# Chapter 8 - Section 8.5 - Polynomial and Rational Inequalities - Exercise Set - Page 649: 10

$$(-∞, -1] ∪ [3,+∞)$$ Let $x^2 - 2x -3 \geq 0$ be a function $f$. Find the $x$-intercepts by solving $x^2 - 2x -3=0$ Factor: $x^2 - 2x -3$ = $(x-3)(x+1)$ $x-3=0$ or $x+1=0$ $x = 3$ or $x = -1$ These x-intercepts serve as boundary points that separate the number line into intervals.
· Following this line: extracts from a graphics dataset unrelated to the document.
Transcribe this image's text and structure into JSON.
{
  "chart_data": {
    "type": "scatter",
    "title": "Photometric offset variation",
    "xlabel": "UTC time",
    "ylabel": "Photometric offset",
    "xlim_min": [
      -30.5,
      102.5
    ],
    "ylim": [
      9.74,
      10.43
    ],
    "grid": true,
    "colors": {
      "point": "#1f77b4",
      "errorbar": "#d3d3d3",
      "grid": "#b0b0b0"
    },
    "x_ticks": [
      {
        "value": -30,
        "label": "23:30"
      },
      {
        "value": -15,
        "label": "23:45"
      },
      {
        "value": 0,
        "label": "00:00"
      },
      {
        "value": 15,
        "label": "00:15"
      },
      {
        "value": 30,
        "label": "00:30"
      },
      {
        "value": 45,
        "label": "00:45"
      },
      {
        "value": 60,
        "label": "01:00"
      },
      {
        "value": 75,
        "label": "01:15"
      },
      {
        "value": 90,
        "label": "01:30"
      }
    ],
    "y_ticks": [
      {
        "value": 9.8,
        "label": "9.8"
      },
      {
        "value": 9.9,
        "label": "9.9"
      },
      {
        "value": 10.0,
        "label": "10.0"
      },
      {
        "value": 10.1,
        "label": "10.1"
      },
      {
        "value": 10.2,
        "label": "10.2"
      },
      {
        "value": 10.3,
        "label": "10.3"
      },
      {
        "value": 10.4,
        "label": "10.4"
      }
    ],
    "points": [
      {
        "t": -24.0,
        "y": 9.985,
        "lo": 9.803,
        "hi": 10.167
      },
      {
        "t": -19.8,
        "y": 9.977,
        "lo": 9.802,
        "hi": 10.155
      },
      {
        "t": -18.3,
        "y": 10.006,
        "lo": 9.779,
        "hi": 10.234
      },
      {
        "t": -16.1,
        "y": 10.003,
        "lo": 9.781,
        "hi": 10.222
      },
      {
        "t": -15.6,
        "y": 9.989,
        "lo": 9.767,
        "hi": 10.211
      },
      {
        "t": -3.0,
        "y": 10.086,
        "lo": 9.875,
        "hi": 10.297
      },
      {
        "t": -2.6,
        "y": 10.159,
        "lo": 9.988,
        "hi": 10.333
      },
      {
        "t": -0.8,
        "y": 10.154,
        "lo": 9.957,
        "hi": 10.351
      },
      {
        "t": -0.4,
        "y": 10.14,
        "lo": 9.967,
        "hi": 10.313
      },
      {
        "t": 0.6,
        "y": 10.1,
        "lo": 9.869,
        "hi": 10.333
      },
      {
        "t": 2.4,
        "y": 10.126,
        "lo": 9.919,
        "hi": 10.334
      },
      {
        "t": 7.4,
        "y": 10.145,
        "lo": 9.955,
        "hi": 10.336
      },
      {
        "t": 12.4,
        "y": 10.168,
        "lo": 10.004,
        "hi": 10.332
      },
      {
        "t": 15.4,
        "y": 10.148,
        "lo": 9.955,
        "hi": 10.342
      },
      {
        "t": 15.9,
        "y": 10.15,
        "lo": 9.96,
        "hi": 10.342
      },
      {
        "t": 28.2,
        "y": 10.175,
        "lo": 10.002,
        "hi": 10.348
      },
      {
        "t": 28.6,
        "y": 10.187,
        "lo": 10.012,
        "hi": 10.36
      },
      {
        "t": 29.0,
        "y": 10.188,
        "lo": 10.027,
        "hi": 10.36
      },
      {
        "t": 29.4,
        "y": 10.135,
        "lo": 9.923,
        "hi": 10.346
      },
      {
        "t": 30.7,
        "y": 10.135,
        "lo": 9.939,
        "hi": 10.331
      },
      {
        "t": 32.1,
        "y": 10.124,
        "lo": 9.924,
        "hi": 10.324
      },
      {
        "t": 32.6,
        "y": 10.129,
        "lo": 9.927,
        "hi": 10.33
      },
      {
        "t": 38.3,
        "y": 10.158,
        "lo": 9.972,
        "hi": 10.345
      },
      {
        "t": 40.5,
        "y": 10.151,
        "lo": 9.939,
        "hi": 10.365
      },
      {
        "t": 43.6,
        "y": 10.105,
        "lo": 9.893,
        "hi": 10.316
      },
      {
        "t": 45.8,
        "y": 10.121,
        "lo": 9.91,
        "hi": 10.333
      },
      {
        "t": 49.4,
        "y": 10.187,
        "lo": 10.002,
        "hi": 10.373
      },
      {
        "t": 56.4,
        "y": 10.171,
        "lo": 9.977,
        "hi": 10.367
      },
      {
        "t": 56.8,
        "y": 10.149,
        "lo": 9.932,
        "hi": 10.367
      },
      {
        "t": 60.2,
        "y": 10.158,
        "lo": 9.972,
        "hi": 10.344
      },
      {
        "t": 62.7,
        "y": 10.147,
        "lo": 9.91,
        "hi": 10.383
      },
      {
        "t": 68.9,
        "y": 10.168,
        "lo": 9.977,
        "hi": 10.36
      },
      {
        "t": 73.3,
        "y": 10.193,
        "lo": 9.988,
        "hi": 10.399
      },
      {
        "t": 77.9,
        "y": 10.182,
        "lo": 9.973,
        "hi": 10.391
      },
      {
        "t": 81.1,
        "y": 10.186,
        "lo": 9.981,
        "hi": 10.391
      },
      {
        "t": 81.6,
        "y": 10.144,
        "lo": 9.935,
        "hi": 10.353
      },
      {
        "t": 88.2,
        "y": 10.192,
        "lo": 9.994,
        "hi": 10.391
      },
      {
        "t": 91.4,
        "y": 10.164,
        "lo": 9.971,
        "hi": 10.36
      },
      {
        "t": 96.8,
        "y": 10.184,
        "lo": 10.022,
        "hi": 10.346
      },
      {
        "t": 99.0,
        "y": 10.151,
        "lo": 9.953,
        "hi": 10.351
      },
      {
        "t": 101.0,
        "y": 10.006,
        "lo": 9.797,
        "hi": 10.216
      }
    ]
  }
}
The boundary points of this equation therefore divide the number line into three intervals: $(-∞, -1)(-1,3)(3, +∞)$ Choose one test value within each interval and evaluate $f$ at that number. $(-∞, -1)$ Test Value = $-2$ $f=(x-3)(x+1)$ $f=(-2-3)(-2+1)$ $f=5$ Conclusion: $f (x) > 0$ for all $x$ in $(-∞, -1)$. $(-1,3)$ Test Value = $0$ $f=(x-3)(x+1)$ $f=(0-3)(0+1)$ $f=-3$ Conclusion: $f (x) < 0$ for all $x$ in $(-1,3)$. $(3,+∞)$ Test Value = $4$ $f=(x-3)(x+1)$ $f=(4-3)(4+1)$ $f=5$ Conclusion: $f (x) > 0$ for all $x$ in $(3,+∞)$. Write the solution set, selecting the interval or intervals that satisfy the given inequality. We are interested in solving $f (x) \geq 0$, where $f (x) = x^2 - 2x -3$. Based on the solution above, $f(x)\gt 0$ for all $x$ in $(-∞, -1)$ or $(3, +∞)$. However, because the inequality involves $\geq$ (greater than or equal to), we must also include the solutions of $x^2 - 2x -3 = 0$, namely $3$ and $-1$, in the solution set. Thus, the solution set of the given inequality is: $$(-∞, -1] ∪ [3,+∞)$$